Brandon Vagner, Leslie Helen Blix, Marc Ortegren and Kate Sorensen
The purpose of this paper is to explore how firms can enhance feedback systems by studying the effects of offering junior auditors an opportunity to provide upward feedback and…
Abstract
Purpose
The purpose of this paper is to explore how firms can enhance feedback systems by studying the effects of offering junior auditors an opportunity to provide upward feedback and acknowledging their voice has been heard and will be considered for evaluation purposes.
Design/methodology/approach
This study uses a 2 × 1 + 1 (voice confirmation × opportunity + no opportunity) between-subjects experimental design that manipulated upward feedback opportunity (i.e., opportunity or no opportunity) and voice confirmation for those that do receive upward feedback opportunity (i.e., receive indication upward feedback was heard and will be considered or receive no indication upward feedback was heard).

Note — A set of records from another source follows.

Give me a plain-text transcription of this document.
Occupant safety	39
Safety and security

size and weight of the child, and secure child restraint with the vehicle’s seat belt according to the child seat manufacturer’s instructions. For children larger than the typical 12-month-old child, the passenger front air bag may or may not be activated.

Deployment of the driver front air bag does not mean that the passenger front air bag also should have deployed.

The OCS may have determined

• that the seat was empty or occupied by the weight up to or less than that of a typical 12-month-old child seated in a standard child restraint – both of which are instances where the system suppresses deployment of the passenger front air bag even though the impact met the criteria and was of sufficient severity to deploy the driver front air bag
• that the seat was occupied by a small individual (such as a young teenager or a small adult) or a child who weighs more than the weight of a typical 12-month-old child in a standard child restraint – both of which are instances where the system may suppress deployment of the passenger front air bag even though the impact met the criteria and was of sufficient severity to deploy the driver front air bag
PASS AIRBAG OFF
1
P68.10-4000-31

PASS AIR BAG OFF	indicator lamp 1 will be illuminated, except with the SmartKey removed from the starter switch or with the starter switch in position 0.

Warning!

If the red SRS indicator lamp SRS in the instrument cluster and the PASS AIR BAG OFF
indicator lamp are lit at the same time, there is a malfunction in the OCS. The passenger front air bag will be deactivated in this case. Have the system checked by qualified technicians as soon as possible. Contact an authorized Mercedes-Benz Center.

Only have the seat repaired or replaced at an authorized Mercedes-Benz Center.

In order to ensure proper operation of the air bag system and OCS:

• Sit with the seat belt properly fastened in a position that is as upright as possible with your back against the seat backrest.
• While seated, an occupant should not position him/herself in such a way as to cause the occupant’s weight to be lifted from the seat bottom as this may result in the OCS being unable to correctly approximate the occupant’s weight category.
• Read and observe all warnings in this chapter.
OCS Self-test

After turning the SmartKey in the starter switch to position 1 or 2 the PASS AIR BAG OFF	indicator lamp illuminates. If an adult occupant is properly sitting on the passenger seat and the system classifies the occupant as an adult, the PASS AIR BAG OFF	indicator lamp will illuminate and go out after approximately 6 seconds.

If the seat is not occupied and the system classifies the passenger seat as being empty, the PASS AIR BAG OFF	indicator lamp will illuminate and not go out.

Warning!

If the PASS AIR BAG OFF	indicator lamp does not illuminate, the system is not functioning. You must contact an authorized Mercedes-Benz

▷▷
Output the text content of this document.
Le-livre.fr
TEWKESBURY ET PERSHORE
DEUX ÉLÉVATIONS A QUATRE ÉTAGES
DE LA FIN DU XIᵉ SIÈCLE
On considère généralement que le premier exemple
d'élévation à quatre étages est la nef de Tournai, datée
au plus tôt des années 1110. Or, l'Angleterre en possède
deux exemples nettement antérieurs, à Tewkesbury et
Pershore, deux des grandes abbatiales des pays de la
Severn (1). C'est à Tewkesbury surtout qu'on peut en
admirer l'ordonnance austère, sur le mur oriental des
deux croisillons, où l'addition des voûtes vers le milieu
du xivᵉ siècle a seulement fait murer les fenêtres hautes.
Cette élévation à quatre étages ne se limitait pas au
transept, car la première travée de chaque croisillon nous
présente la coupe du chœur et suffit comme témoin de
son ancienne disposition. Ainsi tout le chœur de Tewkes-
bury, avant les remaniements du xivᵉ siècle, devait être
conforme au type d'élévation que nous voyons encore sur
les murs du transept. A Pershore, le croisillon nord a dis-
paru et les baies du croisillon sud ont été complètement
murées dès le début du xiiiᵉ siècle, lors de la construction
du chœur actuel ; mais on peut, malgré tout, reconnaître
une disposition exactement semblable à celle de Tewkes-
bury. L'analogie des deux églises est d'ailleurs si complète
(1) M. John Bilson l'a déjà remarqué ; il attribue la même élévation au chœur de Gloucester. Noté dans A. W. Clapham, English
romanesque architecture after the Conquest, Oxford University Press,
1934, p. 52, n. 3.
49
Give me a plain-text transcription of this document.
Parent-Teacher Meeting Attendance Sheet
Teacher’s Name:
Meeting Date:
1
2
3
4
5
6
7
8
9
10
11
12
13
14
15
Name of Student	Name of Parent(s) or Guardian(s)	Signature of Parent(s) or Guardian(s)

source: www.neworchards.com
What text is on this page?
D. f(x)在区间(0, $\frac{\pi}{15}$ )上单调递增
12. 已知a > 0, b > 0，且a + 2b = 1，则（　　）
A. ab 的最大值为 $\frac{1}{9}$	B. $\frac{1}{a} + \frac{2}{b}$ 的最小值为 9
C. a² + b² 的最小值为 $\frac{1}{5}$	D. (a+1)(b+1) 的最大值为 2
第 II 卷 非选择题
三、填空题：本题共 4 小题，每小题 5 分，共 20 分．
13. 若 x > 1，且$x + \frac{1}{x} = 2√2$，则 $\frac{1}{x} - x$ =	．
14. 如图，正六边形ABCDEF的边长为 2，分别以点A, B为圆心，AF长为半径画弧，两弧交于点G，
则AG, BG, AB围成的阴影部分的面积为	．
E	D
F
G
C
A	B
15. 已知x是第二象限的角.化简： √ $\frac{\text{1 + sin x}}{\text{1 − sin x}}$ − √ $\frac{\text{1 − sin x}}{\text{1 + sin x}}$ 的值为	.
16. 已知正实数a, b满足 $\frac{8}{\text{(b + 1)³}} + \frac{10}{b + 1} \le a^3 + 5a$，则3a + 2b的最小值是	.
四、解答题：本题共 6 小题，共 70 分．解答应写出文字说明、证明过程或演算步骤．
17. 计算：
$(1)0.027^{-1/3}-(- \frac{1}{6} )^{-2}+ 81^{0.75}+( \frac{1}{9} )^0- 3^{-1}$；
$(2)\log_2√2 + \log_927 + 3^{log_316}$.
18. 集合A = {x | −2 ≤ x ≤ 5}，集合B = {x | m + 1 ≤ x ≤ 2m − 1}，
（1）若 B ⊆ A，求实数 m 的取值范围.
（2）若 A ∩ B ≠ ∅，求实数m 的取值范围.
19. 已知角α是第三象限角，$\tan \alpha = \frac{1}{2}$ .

Within the no upward feedback opportunity condition participants did not have a chance to receive voice confirmation.
Findings
Through analysis of 117 upper-division undergraduate accounting students, the authors find the receipt of upward feedback opportunity and voice confirmation positively influence justice perceptions. Furthermore, the authors find interactional justice is positively associated with organizational citizenship behaviors (OCB), negatively associated with counterproductive work behaviors (CWB) and mediates the association between upward feedback voice confirmation and both OCB and CWB through indirect-only mediation. The authors also find distributive justice facilitates competitive and indirect-only mediation between upward feedback opportunity and OCB and CWB.
Originality/value
This is the first study to examine the influence of giving staff auditors the opportunity to provide upward feedback and informing upward feedback providers (e.g., staff) their voice has been heard and will be considered for evaluation purposes.